Alevi cemleri bu dönemde gizlice yapıldı. Bu yüzden sürekli baskılara maruz kaldılar. Halen cemevleri yasal bir statüye kavuşmadı. Alevilerin ibadet ettiği bu mekanları devlet ibadethane olarak kabul etmiyor. “Sünni öğretisinde Alevilik olmadığına göre, cemevi de ibadet yeri olamaz” anlayışı hakim.

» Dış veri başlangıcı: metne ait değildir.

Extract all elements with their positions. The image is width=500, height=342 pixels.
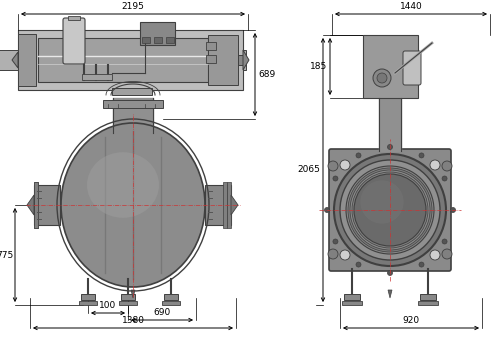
Text: 1440: 1440 xyxy=(400,2,422,11)
Text: 920: 920 xyxy=(402,316,419,325)
Circle shape xyxy=(419,262,424,267)
Bar xyxy=(206,55,216,63)
Circle shape xyxy=(356,262,361,267)
Bar xyxy=(18,34,36,86)
Circle shape xyxy=(340,160,350,170)
Bar xyxy=(205,185,231,225)
Bar xyxy=(103,100,163,108)
Bar xyxy=(206,42,216,50)
Circle shape xyxy=(348,168,432,252)
Ellipse shape xyxy=(87,152,159,218)
Bar xyxy=(223,182,227,228)
Text: 185: 185 xyxy=(310,62,327,71)
Bar xyxy=(34,182,38,228)
Bar xyxy=(121,294,135,300)
Circle shape xyxy=(333,239,338,244)
Circle shape xyxy=(450,208,456,212)
Bar xyxy=(362,35,418,98)
Circle shape xyxy=(442,161,452,171)
Polygon shape xyxy=(379,98,401,151)
Circle shape xyxy=(430,160,440,170)
Bar xyxy=(142,37,150,43)
Circle shape xyxy=(356,153,361,158)
FancyBboxPatch shape xyxy=(63,18,85,64)
Polygon shape xyxy=(388,290,392,298)
Text: Ø1220: Ø1220 xyxy=(383,215,413,224)
Polygon shape xyxy=(131,290,135,298)
Circle shape xyxy=(346,166,434,254)
Bar xyxy=(112,88,152,95)
Circle shape xyxy=(328,249,338,259)
Bar xyxy=(344,294,360,300)
Circle shape xyxy=(388,271,392,276)
Circle shape xyxy=(442,176,447,181)
Text: 689: 689 xyxy=(258,70,275,79)
Circle shape xyxy=(340,160,440,260)
Circle shape xyxy=(350,170,430,250)
Circle shape xyxy=(430,250,440,260)
Text: 100: 100 xyxy=(100,301,116,310)
Circle shape xyxy=(334,154,446,266)
Circle shape xyxy=(419,153,424,158)
Polygon shape xyxy=(27,195,34,215)
Circle shape xyxy=(354,174,426,246)
Bar xyxy=(140,22,175,45)
Bar xyxy=(18,30,243,90)
Ellipse shape xyxy=(360,180,404,224)
Ellipse shape xyxy=(377,73,387,83)
Bar xyxy=(82,74,112,80)
Bar xyxy=(154,37,162,43)
Text: 2195: 2195 xyxy=(122,2,144,11)
Circle shape xyxy=(340,250,350,260)
Circle shape xyxy=(328,161,338,171)
Circle shape xyxy=(442,239,447,244)
Polygon shape xyxy=(12,52,18,68)
Ellipse shape xyxy=(61,123,205,287)
Bar xyxy=(34,185,60,225)
Bar xyxy=(227,182,231,228)
Bar xyxy=(81,294,95,300)
Ellipse shape xyxy=(373,69,391,87)
Bar xyxy=(342,301,362,305)
Text: 2065: 2065 xyxy=(297,166,320,174)
Bar xyxy=(119,301,137,305)
Circle shape xyxy=(442,249,452,259)
Polygon shape xyxy=(231,195,238,215)
Bar xyxy=(164,294,178,300)
Bar xyxy=(0,50,18,70)
Text: 1380: 1380 xyxy=(122,316,144,325)
Polygon shape xyxy=(113,98,153,133)
Bar xyxy=(420,294,436,300)
Circle shape xyxy=(352,172,428,248)
Bar xyxy=(208,35,238,85)
Polygon shape xyxy=(243,50,249,70)
Bar xyxy=(79,301,97,305)
FancyBboxPatch shape xyxy=(329,149,451,271)
Bar xyxy=(68,16,80,20)
Text: 690: 690 xyxy=(154,308,170,317)
FancyBboxPatch shape xyxy=(403,51,421,85)
Bar xyxy=(238,55,246,65)
Bar xyxy=(38,38,208,82)
Circle shape xyxy=(333,176,338,181)
Text: 775: 775 xyxy=(0,250,13,260)
Bar xyxy=(243,50,246,70)
Bar xyxy=(166,37,174,43)
Bar xyxy=(34,182,38,228)
Bar xyxy=(418,301,438,305)
Circle shape xyxy=(388,145,392,149)
Bar xyxy=(162,301,180,305)
Circle shape xyxy=(324,208,330,212)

Kemal Kılıçdaroğlu’nun “Ben Aleviyim, Hak Muhammed Ali öğretisiyle yetişmiş samimi bir Müslümanım” demesi bir tarihsel çıkış sayılabilir. Bir Cumhurbaşkanı adayının, Cumhuriyet kurucusu partinin genel başkanının kimliğini toplumla paylaşmasının uyandırdığı yankılar, “öteki” meselesinin hâlâ çözülemediğine işaret.
Velhasıl-ı kelam kimlik meselesini çözebildiğimiz oranda demokrasiyi de geliştireceğiz.